Las crisis desatadas por el rechazo de Tsipras a firmar otro acuerdo de recortes no son parte de una crisis griega, sino más bien de la agonía final de la Europa social y de sus ciudadanos. No asombra que el sistema de pensiones, un logro de los movimientos sociales del pasado y símbolo de la Europa social que tanta admiración recoge por el mundo, sea lo que más ha descarrilado las negociaciones entre las instituciones europeas y Grecia. Como dijo Tsipras, “en estos momentos cruciales, todos debemos recordar que Europa es el hogar común de sus pueblos. No hay dueños ni invitados en Europa”. Tsipras sabe que se equivoca, pero prefiere evocar una visión romántica de Europa y olvidar que la Unión Europea, al contrario, ha nacido como una comunidad económica que ha promovido por años una identidad de paz y libertades, y que acepta, siempre con condiciones económicas, nuevos miembros a un club que nunca ha sido igualitario.
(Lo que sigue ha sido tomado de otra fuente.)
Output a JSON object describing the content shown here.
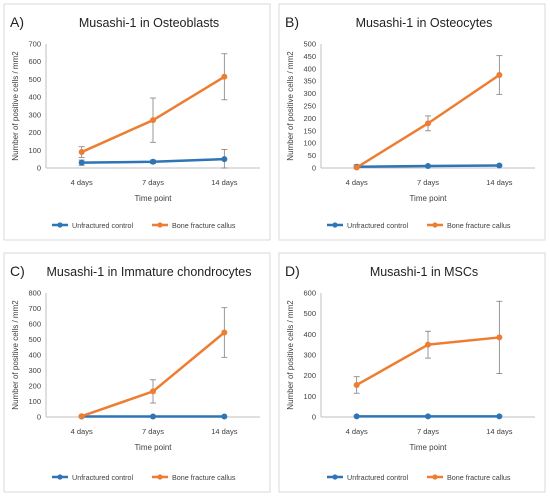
{
  "chart_data": [
    {
      "panel_label": "A)",
      "type": "line",
      "title": "Musashi-1 in Osteoblasts",
      "xlabel": "Time point",
      "ylabel": "Number of positive cells / mm2",
      "categories": [
        "4 days",
        "7 days",
        "14 days"
      ],
      "ylim": [
        0,
        700
      ],
      "yticks": [
        0,
        100,
        200,
        300,
        400,
        500,
        600,
        700
      ],
      "grid": false,
      "legend_position": "bottom",
      "series": [
        {
          "name": "Unfractured control",
          "color": "#2e75b6",
          "values": [
            30,
            35,
            50
          ],
          "error": [
            15,
            10,
            55
          ]
        },
        {
          "name": "Bone fracture callus",
          "color": "#ed7d31",
          "values": [
            90,
            270,
            515
          ],
          "error": [
            30,
            125,
            130
          ]
        }
      ]
    },
    {
      "panel_label": "B)",
      "type": "line",
      "title": "Musashi-1 in Osteocytes",
      "xlabel": "Time point",
      "ylabel": "Number of positive cells / mm2",
      "categories": [
        "4 days",
        "7 days",
        "14 days"
      ],
      "ylim": [
        0,
        500
      ],
      "yticks": [
        0,
        50,
        100,
        150,
        200,
        250,
        300,
        350,
        400,
        450,
        500
      ],
      "grid": false,
      "legend_position": "bottom",
      "series": [
        {
          "name": "Unfractured control",
          "color": "#2e75b6",
          "values": [
            5,
            8,
            10
          ],
          "error": [
            8,
            3,
            3
          ]
        },
        {
          "name": "Bone fracture callus",
          "color": "#ed7d31",
          "values": [
            2,
            180,
            375
          ],
          "error": [
            3,
            30,
            78
          ]
        }
      ]
    },
    {
      "panel_label": "C)",
      "type": "line",
      "title": "Musashi-1 in Immature chondrocytes",
      "xlabel": "Time point",
      "ylabel": "Number of positive cells / mm2",
      "categories": [
        "4 days",
        "7 days",
        "14 days"
      ],
      "ylim": [
        0,
        800
      ],
      "yticks": [
        0,
        100,
        200,
        300,
        400,
        500,
        600,
        700,
        800
      ],
      "grid": false,
      "legend_position": "bottom",
      "series": [
        {
          "name": "Unfractured control",
          "color": "#2e75b6",
          "values": [
            3,
            3,
            3
          ],
          "error": [
            0,
            0,
            0
          ]
        },
        {
          "name": "Bone fracture callus",
          "color": "#ed7d31",
          "values": [
            5,
            165,
            545
          ],
          "error": [
            8,
            75,
            160
          ]
        }
      ]
    },
    {
      "panel_label": "D)",
      "type": "line",
      "title": "Musashi-1 in MSCs",
      "xlabel": "Time point",
      "ylabel": "Number of positive cells / mm2",
      "categories": [
        "4 days",
        "7 days",
        "14 days"
      ],
      "ylim": [
        0,
        600
      ],
      "yticks": [
        0,
        100,
        200,
        300,
        400,
        500,
        600
      ],
      "grid": false,
      "legend_position": "bottom",
      "series": [
        {
          "name": "Unfractured control",
          "color": "#2e75b6",
          "values": [
            3,
            3,
            3
          ],
          "error": [
            0,
            0,
            0
          ]
        },
        {
          "name": "Bone fracture callus",
          "color": "#ed7d31",
          "values": [
            155,
            350,
            385
          ],
          "error": [
            40,
            65,
            175
          ]
        }
      ]
    }
  ]
}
El tema para debatir en este momento no es hacia dónde va Grecia, qué será de la moneda única o si la Unión Europea se salvará. Más bien es urgente preguntarse cuál es el camino que está tomando Europa, y sobre todo a dónde la está llevando su clase dirigente, tanto la que está en sus capitales como en Bruselas. Afuera hay ciudadanos que, aunque se animen todavía a organizarse, no entienden por qué desde arriba insisten en fracasadas políticas de austeridad ni por qué la única respuesta que encuentran son más recortes económicos y de libertades. La Europa de los ciudadanos existe. Falta una clase dirigente que la refleje.

 

* Doctor en estudios culturales mediterráneos y docente de la Universidad del Norte, Barranquilla.